Not only can it do everything Vitamin C can, by ways of brightening, evening, and reducing dark spots, but this antioxidant can apparently fight against fatigue and free radical damage. Let’s get into what it is, and what it can do.
What is astaxanthin?
Astaxanthin can be found under the sea. That is, algae, lobster, salmon, and shrimp. It’s a type of carotenoid, and that means it gives you antioxidant benefits like noted above, but sometimes, they’re used to lessen the effects of skin conditions. It’s said to be more than 500 times powerful than Vitamins E and C to boot.
What are the benefits of astaxanthin?
Though we’ve gone over a few of its benefits, lets get into a few more. Its properties are said to fight against free radical damage, which is always a plus in skin care. As you know, we are always exposed to free radicals, the smoke in the air, sun, etc.—and they don’t play nice with our skin—so it’s nice to have an ingredient that protects us from pollutants. Vitamin C also does this, but at a lower level.
This ingredient can also be anti-inflammatory. So if you have a condition where the skin gets inflamed, like eczema, this can be a great benefit to you. Astaxanthin protects the skin barrier and minimizes the enzymes that produce inflammation, which is pretty cool.
How to use astaxanthin
Because it’s found in fish, you can ingest astaxanthin by simply eating seafood. If that’s not your thing, you can also look for it in skincare products or supplements. Some experts and studies suggest that ingesting and using it topically will increase its power, but be careful not to go overboard if you don’t know how it works for you.
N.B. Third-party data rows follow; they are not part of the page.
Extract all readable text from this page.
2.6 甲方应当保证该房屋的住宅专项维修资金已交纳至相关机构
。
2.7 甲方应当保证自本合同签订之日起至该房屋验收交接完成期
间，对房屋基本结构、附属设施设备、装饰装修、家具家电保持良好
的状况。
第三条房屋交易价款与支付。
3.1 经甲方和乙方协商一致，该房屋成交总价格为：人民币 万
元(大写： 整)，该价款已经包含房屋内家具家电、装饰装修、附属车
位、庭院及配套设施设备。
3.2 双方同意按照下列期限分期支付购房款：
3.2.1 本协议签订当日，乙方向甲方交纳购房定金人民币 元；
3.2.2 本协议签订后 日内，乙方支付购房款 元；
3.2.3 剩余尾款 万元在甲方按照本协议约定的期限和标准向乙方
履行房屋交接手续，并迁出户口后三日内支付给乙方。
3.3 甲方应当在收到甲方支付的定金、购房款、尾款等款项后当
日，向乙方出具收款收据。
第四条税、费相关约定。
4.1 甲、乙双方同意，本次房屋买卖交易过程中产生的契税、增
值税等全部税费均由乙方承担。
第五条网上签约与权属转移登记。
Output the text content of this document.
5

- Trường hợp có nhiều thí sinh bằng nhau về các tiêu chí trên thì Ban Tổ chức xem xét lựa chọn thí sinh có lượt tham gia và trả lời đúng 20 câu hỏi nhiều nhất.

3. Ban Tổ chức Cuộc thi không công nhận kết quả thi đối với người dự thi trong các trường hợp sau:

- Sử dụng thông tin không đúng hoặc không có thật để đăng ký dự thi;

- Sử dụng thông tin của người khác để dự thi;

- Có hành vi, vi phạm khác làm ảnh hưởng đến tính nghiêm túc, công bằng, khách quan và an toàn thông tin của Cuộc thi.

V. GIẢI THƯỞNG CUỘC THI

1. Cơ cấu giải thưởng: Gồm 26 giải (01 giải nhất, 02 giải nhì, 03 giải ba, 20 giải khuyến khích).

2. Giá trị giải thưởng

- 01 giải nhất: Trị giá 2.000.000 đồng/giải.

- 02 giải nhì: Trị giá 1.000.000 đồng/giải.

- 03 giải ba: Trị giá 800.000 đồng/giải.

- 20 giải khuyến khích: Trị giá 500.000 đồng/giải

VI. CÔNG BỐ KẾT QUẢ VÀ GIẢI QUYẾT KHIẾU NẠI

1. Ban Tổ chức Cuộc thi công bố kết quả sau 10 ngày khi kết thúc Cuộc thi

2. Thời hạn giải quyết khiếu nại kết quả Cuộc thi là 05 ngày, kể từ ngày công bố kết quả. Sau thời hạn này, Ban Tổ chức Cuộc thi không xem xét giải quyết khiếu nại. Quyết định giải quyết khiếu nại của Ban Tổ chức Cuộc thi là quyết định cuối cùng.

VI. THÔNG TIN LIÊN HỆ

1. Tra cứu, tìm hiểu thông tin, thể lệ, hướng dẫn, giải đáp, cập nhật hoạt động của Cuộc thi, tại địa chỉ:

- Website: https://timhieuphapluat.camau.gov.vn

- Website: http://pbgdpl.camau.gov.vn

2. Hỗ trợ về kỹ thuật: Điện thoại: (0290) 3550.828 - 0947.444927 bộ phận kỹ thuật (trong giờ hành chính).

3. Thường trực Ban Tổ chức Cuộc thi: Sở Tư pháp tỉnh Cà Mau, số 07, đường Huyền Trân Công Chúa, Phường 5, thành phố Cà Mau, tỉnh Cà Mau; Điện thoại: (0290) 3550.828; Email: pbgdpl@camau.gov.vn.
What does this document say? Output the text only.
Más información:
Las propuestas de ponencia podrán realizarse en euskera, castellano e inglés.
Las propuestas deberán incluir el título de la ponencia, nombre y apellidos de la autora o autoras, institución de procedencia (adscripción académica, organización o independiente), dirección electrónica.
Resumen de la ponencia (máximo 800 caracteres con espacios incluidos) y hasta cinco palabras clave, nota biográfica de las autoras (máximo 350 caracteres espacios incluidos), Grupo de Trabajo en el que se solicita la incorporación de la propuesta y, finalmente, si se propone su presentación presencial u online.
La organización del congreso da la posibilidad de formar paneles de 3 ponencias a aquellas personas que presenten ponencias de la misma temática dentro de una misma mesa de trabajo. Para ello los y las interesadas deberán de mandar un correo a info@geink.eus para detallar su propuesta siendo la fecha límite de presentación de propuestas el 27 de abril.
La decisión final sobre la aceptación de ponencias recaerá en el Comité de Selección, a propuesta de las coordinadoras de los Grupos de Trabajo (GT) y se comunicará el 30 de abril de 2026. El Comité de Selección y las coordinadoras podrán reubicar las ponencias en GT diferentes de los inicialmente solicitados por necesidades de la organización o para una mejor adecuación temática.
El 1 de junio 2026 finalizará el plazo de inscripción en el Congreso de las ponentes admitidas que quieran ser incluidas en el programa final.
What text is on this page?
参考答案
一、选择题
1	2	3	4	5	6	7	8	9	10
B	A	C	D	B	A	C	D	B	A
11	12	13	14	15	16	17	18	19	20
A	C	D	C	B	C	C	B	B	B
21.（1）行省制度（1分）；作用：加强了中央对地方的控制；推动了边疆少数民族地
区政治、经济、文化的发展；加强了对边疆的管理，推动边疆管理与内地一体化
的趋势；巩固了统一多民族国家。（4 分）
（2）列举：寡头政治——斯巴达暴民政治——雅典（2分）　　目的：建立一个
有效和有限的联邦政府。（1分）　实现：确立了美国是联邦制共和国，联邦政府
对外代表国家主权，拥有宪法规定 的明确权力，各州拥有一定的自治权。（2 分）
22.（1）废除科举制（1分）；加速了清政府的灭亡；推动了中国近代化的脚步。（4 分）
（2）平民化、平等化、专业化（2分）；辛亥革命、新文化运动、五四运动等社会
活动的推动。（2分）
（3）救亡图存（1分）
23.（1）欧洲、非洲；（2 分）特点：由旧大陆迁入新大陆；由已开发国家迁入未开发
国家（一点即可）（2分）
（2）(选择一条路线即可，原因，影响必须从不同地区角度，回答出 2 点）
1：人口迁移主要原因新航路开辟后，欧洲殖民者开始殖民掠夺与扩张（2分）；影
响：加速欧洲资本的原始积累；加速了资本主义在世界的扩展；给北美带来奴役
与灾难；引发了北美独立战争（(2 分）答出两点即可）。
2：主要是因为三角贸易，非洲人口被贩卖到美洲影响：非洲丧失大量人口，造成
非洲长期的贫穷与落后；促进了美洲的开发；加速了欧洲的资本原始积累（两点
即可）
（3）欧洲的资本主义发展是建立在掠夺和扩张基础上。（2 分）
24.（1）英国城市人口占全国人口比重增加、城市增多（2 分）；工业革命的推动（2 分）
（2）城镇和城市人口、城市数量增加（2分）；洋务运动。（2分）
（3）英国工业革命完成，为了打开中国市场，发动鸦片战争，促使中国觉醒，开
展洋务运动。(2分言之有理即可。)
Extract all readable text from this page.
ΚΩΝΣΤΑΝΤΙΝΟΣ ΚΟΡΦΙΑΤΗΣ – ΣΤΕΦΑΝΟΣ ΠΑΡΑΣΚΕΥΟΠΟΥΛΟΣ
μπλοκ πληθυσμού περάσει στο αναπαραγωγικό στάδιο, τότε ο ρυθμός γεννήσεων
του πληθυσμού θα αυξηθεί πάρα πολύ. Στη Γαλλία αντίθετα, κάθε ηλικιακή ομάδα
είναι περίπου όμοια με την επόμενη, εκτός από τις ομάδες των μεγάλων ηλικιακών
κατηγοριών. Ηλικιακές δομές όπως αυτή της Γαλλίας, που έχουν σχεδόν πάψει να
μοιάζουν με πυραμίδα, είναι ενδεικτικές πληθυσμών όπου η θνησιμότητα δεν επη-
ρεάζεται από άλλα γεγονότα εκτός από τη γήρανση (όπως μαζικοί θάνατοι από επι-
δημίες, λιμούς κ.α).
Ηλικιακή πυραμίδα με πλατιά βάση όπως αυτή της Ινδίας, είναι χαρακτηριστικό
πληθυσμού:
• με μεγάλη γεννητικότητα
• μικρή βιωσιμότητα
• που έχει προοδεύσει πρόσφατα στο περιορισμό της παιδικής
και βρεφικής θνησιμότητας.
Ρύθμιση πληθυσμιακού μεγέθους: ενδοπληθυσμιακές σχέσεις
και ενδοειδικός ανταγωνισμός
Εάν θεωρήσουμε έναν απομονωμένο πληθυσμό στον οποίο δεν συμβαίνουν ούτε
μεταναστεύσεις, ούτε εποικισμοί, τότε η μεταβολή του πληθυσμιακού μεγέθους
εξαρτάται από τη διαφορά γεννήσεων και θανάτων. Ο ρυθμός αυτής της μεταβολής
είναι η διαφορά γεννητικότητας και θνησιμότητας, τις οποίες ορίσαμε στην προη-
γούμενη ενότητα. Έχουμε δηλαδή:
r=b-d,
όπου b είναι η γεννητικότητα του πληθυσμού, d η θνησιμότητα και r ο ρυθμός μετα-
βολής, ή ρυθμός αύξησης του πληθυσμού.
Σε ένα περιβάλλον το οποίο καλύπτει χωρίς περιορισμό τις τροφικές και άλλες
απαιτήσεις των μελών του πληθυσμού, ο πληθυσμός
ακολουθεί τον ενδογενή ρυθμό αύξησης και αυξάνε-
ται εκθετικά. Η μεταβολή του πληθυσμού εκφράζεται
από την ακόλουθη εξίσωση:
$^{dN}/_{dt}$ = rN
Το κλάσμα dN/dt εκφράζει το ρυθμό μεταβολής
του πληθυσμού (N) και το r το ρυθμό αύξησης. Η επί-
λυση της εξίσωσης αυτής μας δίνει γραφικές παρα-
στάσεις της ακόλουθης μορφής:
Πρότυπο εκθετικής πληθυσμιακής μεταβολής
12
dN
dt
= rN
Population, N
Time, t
As with most ingredients you’re not used to, your best bet is to speak with your doctor or dermatologist before you go all in. Make sure you’re a good candidate for using it. If you have diabetes and autoimmune disorders, for example, you might not be.
You can use it with other ingredients, especially Omega-3 fatty acids and Vitamin E. But, remember to patch test, even after you see a pro — especially if you have sensitive skin. But if you’re ready for brighter and safe skin, get ready for astaxanthin.